I was away in the USA for a month without a computer, hence the lack of blogging. To be more precise, I was in the Appalachian Mountains which should really be its own state for its cultural seclusion from the rest of the country. I can't really make up for it now but these photos do seem to sum up the trip.

The Blue Ridge Mountains, a chain of the Appalchians which give off a dew that makes them appear blue, are a soft and grand sight around every corner. In the northern part of the mountains, around northern Virginia, the ridge is slim and sharp, the valleys falling on either side inhabited by people who seemed to echo the grand mountains in whose shadows they live. Further south, getting into southern Virginia and North Carolina, the mountains are higher, broader and inhabited by people who seem more open and warm. In eastern Kentucky, where I had the amazing fried chicken, anything goes. Desperately poor and continually shafted by the policy-makers in Washington DC who want the coal to keep coming out of the ground whatever the environmental and social cost, this is a place where everyone has some sort of musical talent, where kids barely in their teens are performing old-time banjo tunes on stages and recording albums.
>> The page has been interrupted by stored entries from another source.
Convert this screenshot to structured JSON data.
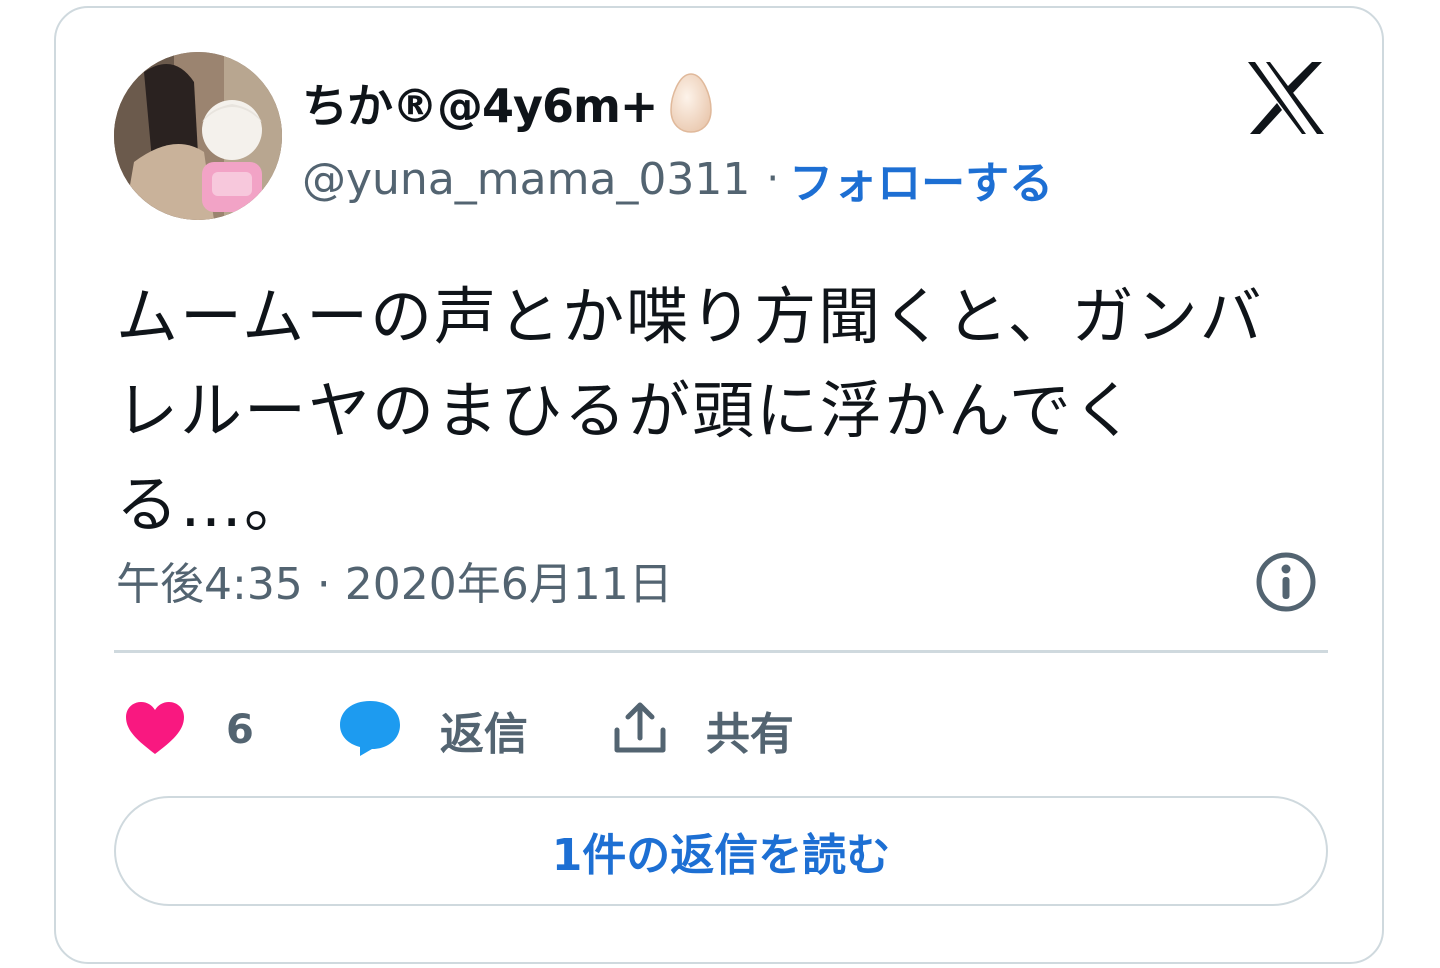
{
  "author": {
    "display_name": "ちか®@4y6m+",
    "handle": "@yuna_mama_0311",
    "separator": "·",
    "follow_label": "フォローする"
  },
  "tweet": {
    "text": "ムームーの声とか喋り方聞くと、ガンバレルーヤのまひるが頭に浮かんでくる…。",
    "timestamp": "午後4:35 · 2020年6月11日"
  },
  "actions": {
    "like_count": "6",
    "reply_label": "返信",
    "share_label": "共有"
  },
  "read_replies_label": "1件の返信を読む",
  "icons": {
    "brand": "x-logo-icon",
    "info": "info-icon",
    "like": "heart-icon",
    "reply": "speech-bubble-icon",
    "share": "share-upload-icon",
    "emoji": "egg-emoji-icon"
  },
  "colors": {
    "link": "#1d6fd3",
    "heart": "#f91880",
    "reply_bubble": "#1d9bf0",
    "muted_text": "#536471",
    "border": "#cfd9de"
  }
}
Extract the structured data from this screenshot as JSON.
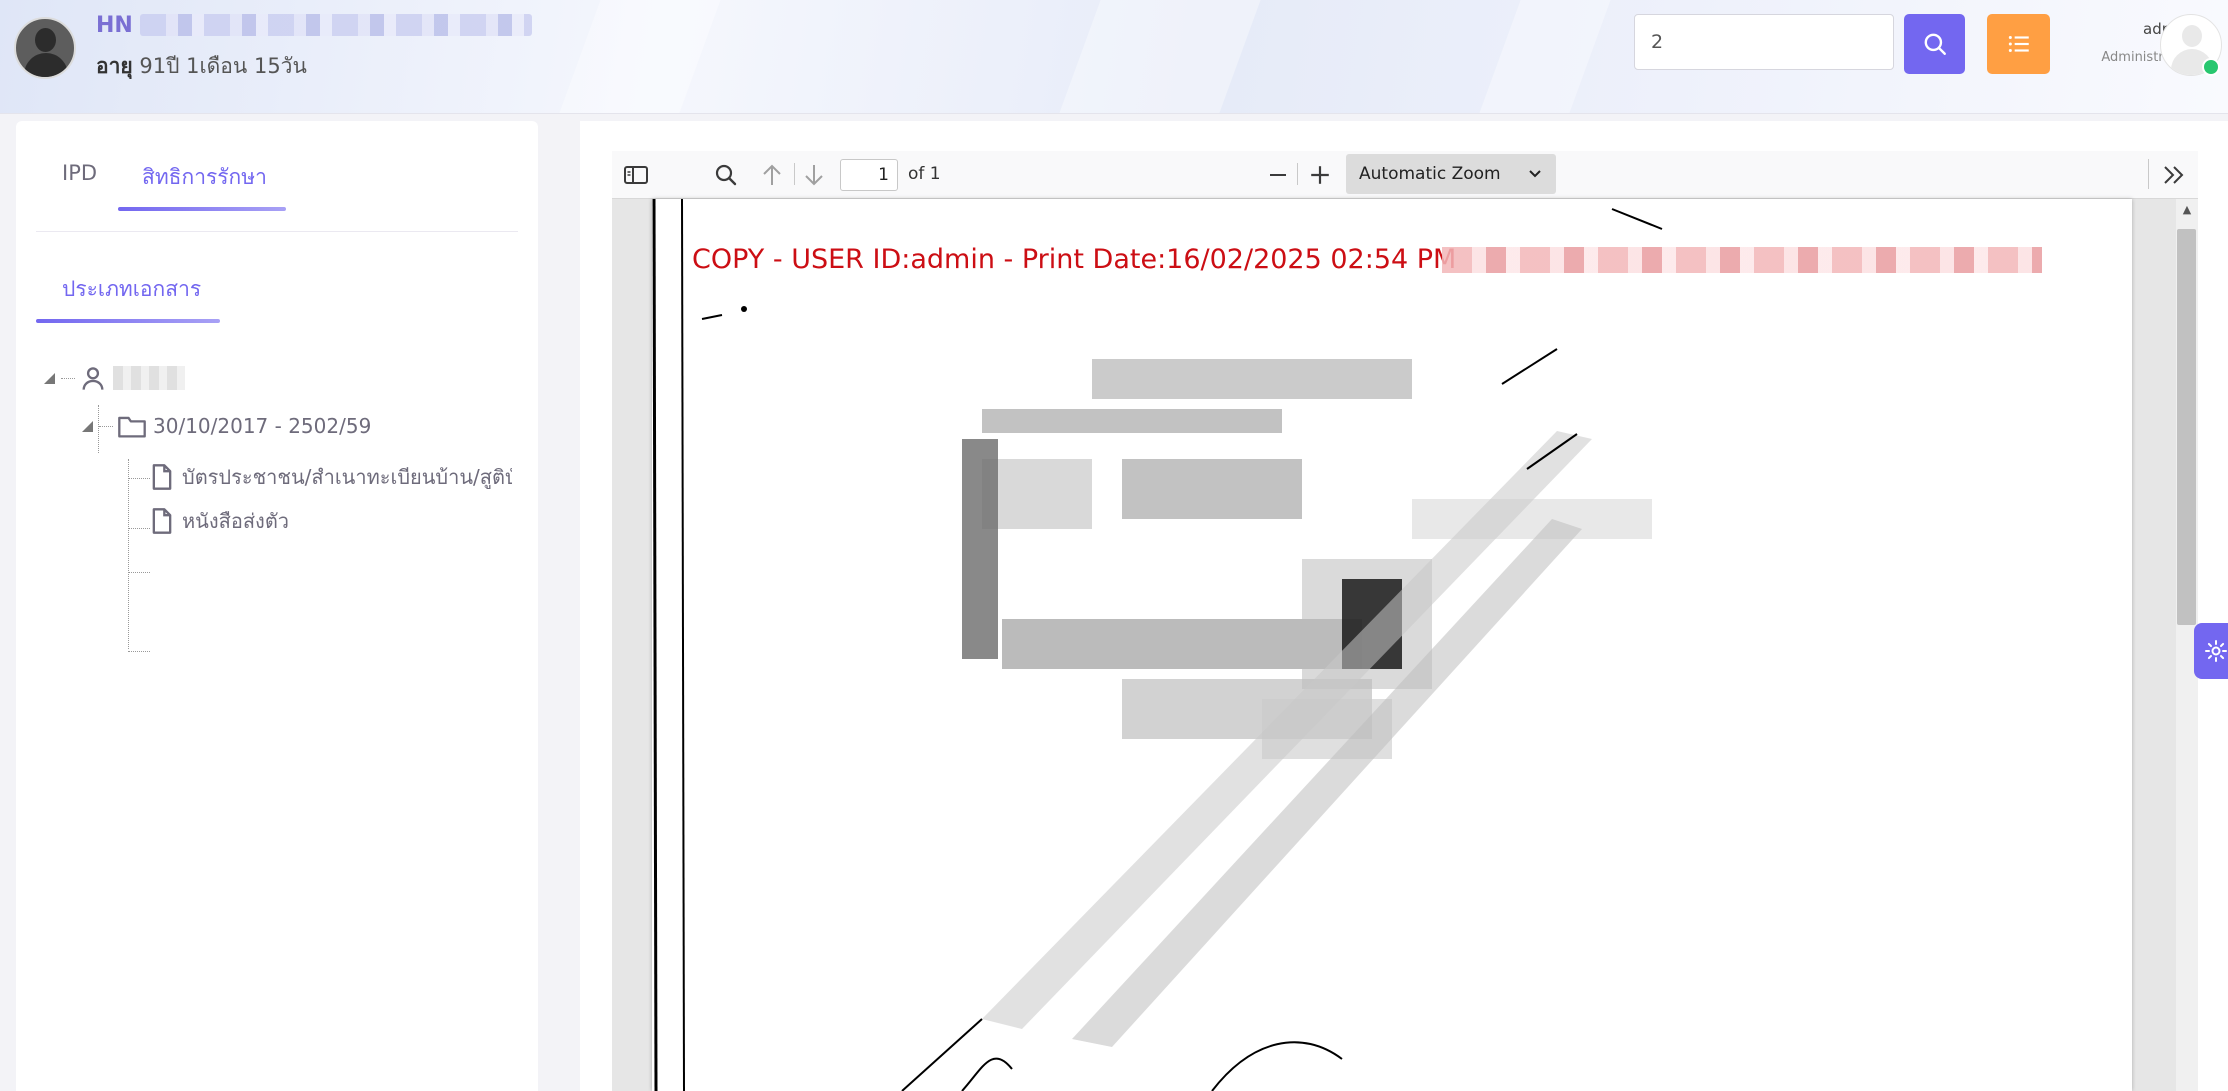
{
  "header": {
    "hn_label": "HN",
    "age_label": "อายุ",
    "age_value": "91ปี 1เดือน 15วัน",
    "search": {
      "value": "2"
    },
    "user": {
      "name": "admin",
      "role": "Administrator"
    }
  },
  "left_panel": {
    "tabs": [
      {
        "label": "IPD",
        "active": false
      },
      {
        "label": "สิทธิการรักษา",
        "active": true
      }
    ],
    "section_tab": "ประเภทเอกสาร",
    "tree": {
      "folder": "30/10/2017 - 2502/59",
      "documents": [
        "บัตรประชาชน/สำเนาทะเบียนบ้าน/สูติบั",
        "หนังสือส่งตัว"
      ]
    }
  },
  "pdf_viewer": {
    "page_current": "1",
    "page_total": "of 1",
    "zoom": "Automatic Zoom",
    "watermark": "COPY - USER ID:admin - Print Date:16/02/2025 02:54 PM"
  },
  "colors": {
    "primary": "#7367f0",
    "warning": "#ff9f43",
    "online": "#28c76f",
    "watermark": "#cc0e14"
  },
  "icons": [
    "patient-avatar-icon",
    "search-icon",
    "list-icon",
    "user-avatar-icon",
    "user-icon",
    "folder-icon",
    "file-icon",
    "sidebar-toggle-icon",
    "find-icon",
    "arrow-up-icon",
    "arrow-down-icon",
    "minus-icon",
    "plus-icon",
    "chevron-down-icon",
    "double-chevron-right-icon",
    "gear-icon"
  ]
}
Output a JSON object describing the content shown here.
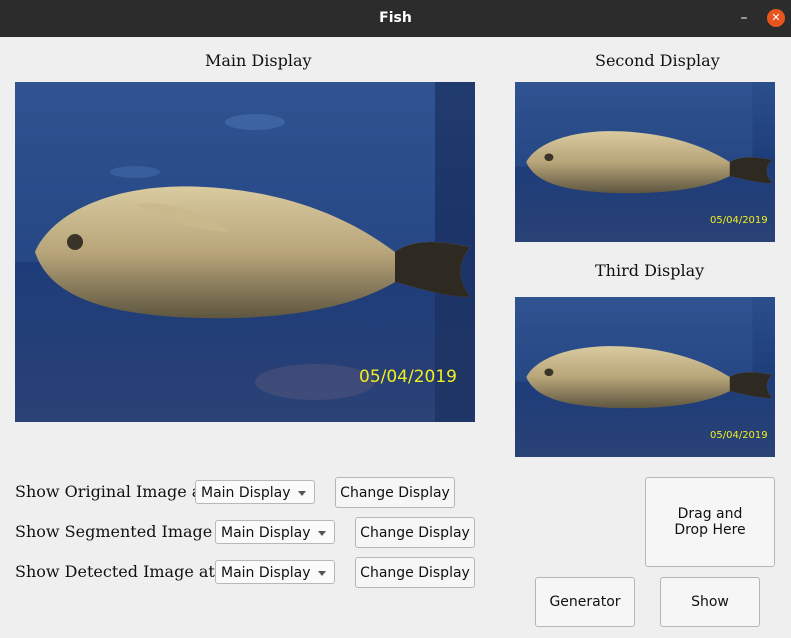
{
  "window": {
    "title": "Fish"
  },
  "displays": {
    "main": {
      "label": "Main Display",
      "date": "05/04/2019"
    },
    "second": {
      "label": "Second Display",
      "date": "05/04/2019"
    },
    "third": {
      "label": "Third Display",
      "date": "05/04/2019"
    }
  },
  "controls": {
    "original": {
      "label": "Show Original Image at :",
      "selected": "Main Display",
      "button": "Change Display"
    },
    "segmented": {
      "label": "Show Segmented Image at :",
      "selected": "Main Display",
      "button": "Change Display"
    },
    "detected": {
      "label": "Show Detected Image at :",
      "selected": "Main Display",
      "button": "Change Display"
    }
  },
  "actions": {
    "drop_zone": "Drag and Drop Here",
    "generator": "Generator",
    "show": "Show"
  },
  "colors": {
    "titlebar": "#2c2c2c",
    "close": "#e9541f",
    "date_text": "#f2ee1e",
    "background": "#efefef"
  }
}
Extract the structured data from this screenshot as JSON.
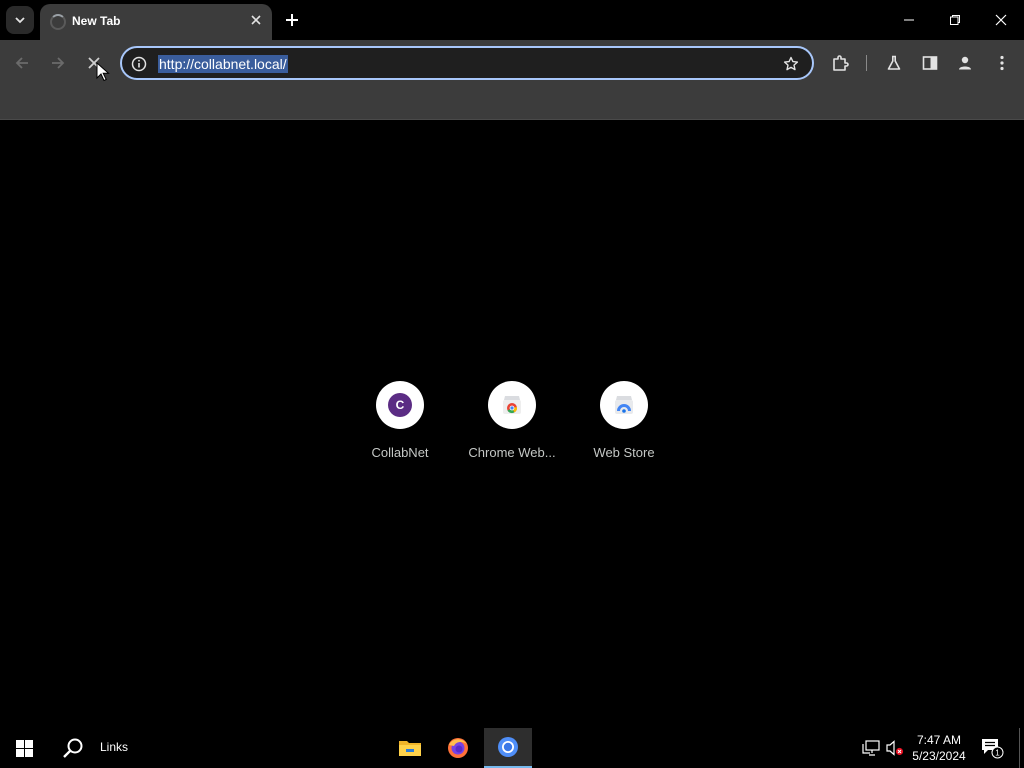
{
  "browser": {
    "tab": {
      "title": "New Tab"
    },
    "omnibox": {
      "url": "http://collabnet.local/"
    }
  },
  "shortcuts": [
    {
      "label": "CollabNet",
      "letter": "C",
      "icon": "collabnet-favicon"
    },
    {
      "label": "Chrome Web...",
      "icon": "chrome-web-store-icon"
    },
    {
      "label": "Web Store",
      "icon": "web-store-icon"
    }
  ],
  "taskbar": {
    "links_label": "Links",
    "apps": [
      "file-explorer-icon",
      "firefox-icon",
      "chrome-icon"
    ],
    "clock": {
      "time": "7:47 AM",
      "date": "5/23/2024"
    },
    "notification_count": "1"
  },
  "colors": {
    "omnibox_focus": "#a8c7fa",
    "url_selection": "#3a5d9c",
    "toolbar": "#3c3c3c",
    "collabnet_badge": "#5b2c84"
  }
}
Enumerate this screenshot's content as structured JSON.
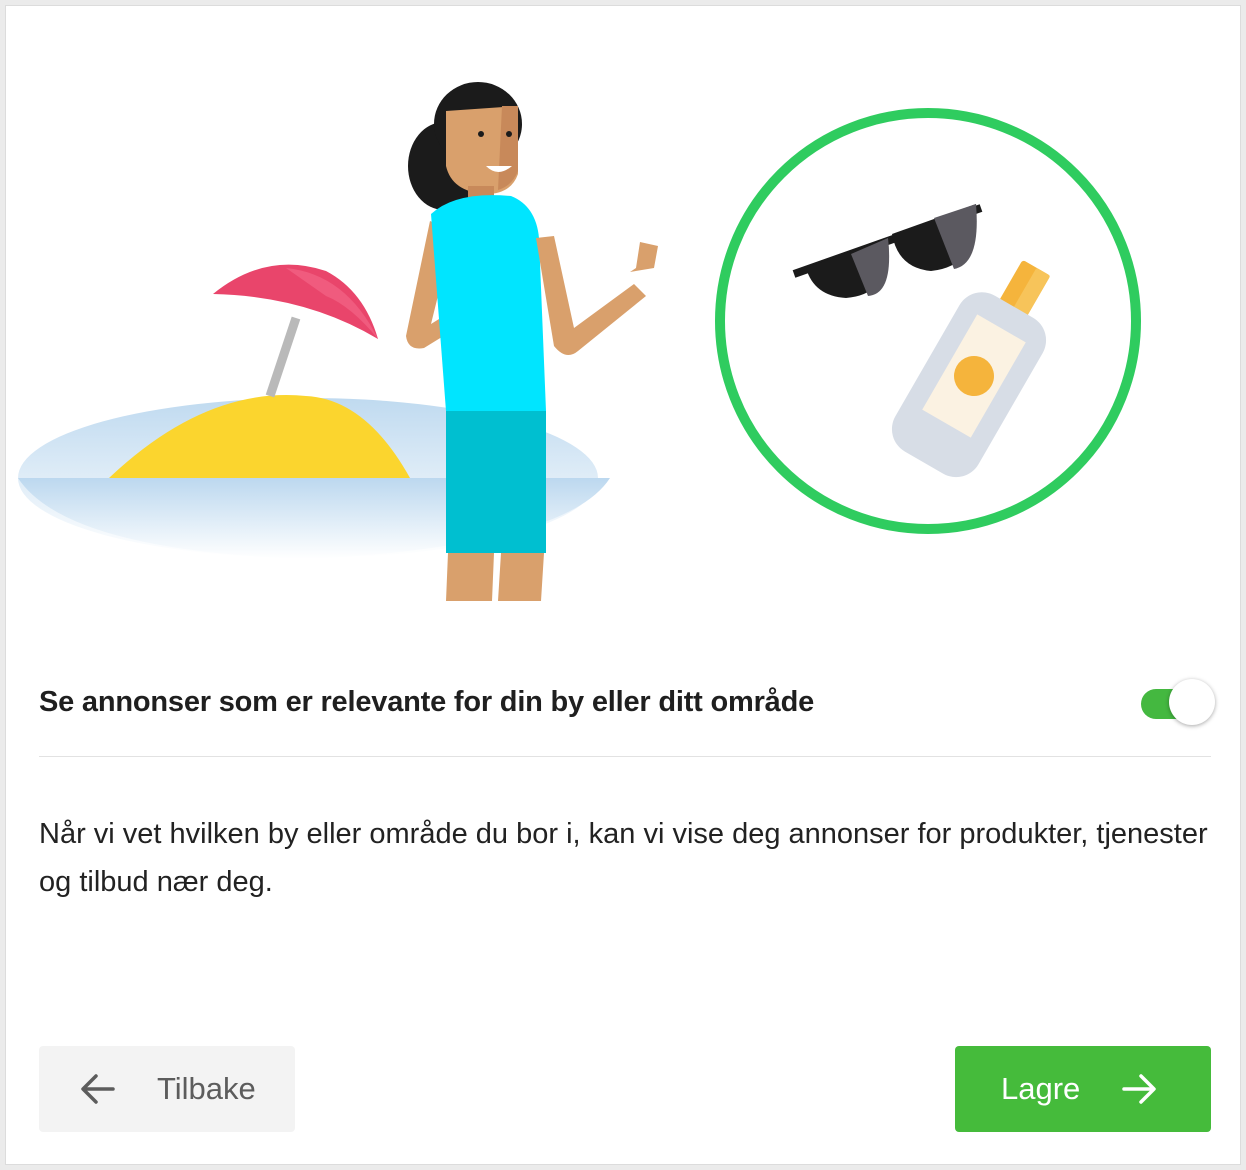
{
  "setting": {
    "title": "Se annonser som er relevante for din by eller ditt område",
    "enabled": true
  },
  "description": "Når vi vet hvilken by eller område du bor i, kan vi vise deg annonser for produkter, tjenester og tilbud nær deg.",
  "buttons": {
    "back_label": "Tilbake",
    "save_label": "Lagre"
  },
  "icons": {
    "back": "arrow-left-icon",
    "save": "arrow-right-icon"
  },
  "colors": {
    "accent": "#45bb3b",
    "toggle_on": "#44b840",
    "circle": "#2fcc5f"
  }
}
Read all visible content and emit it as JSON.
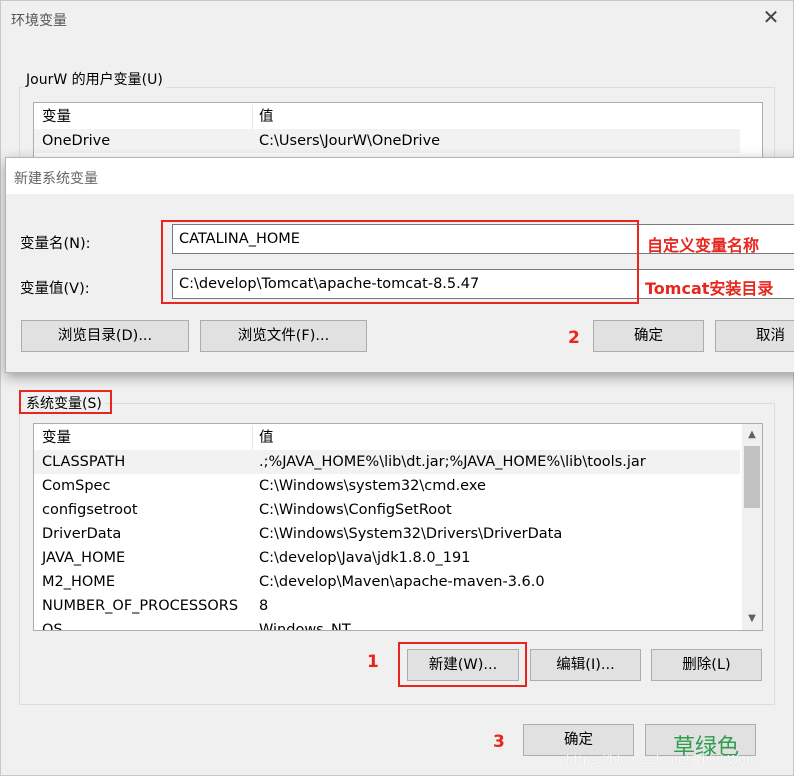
{
  "window": {
    "title": "环境变量"
  },
  "user_vars": {
    "group_label": "JourW 的用户变量(U)",
    "columns": [
      "变量",
      "值"
    ],
    "rows": [
      {
        "name": "OneDrive",
        "value": "C:\\Users\\JourW\\OneDrive"
      }
    ]
  },
  "dialog": {
    "title": "新建系统变量",
    "name_label": "变量名(N):",
    "name_value": "CATALINA_HOME",
    "value_label": "变量值(V):",
    "value_value": "C:\\develop\\Tomcat\\apache-tomcat-8.5.47",
    "browse_dir": "浏览目录(D)...",
    "browse_file": "浏览文件(F)...",
    "ok": "确定",
    "cancel": "取消"
  },
  "annotations": {
    "name_hint": "自定义变量名称",
    "value_hint": "Tomcat安装目录",
    "step1": "1",
    "step2": "2",
    "step3": "3",
    "color_text": "草绿色",
    "watermark": "https://blog.csdn.net/ThinkWon",
    "accent_color": "#e8261f"
  },
  "system_vars": {
    "group_label": "系统变量(S)",
    "columns": [
      "变量",
      "值"
    ],
    "rows": [
      {
        "name": "CLASSPATH",
        "value": ".;%JAVA_HOME%\\lib\\dt.jar;%JAVA_HOME%\\lib\\tools.jar"
      },
      {
        "name": "ComSpec",
        "value": "C:\\Windows\\system32\\cmd.exe"
      },
      {
        "name": "configsetroot",
        "value": "C:\\Windows\\ConfigSetRoot"
      },
      {
        "name": "DriverData",
        "value": "C:\\Windows\\System32\\Drivers\\DriverData"
      },
      {
        "name": "JAVA_HOME",
        "value": "C:\\develop\\Java\\jdk1.8.0_191"
      },
      {
        "name": "M2_HOME",
        "value": "C:\\develop\\Maven\\apache-maven-3.6.0"
      },
      {
        "name": "NUMBER_OF_PROCESSORS",
        "value": "8"
      },
      {
        "name": "OS",
        "value": "Windows_NT"
      }
    ],
    "new_button": "新建(W)...",
    "edit_button": "编辑(I)...",
    "delete_button": "删除(L)"
  },
  "footer": {
    "ok": "确定"
  }
}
I discovered that I am not a lost cause when it comes to making music- I learnt five banjo tunes and am about to go to my first old-time jam in the hope of joining in. I also ate a lot, learnt a lot about old-time music and the people who make it, and made countless new friends. The USA really is a great, over-weight, friendly, proud, rich and wonderful place. But I am glad to be home.

1 comment:

  1. Anonymous12:42 PM

    Great to have you back. I missed your blogs, always so evocative and quietly amusing.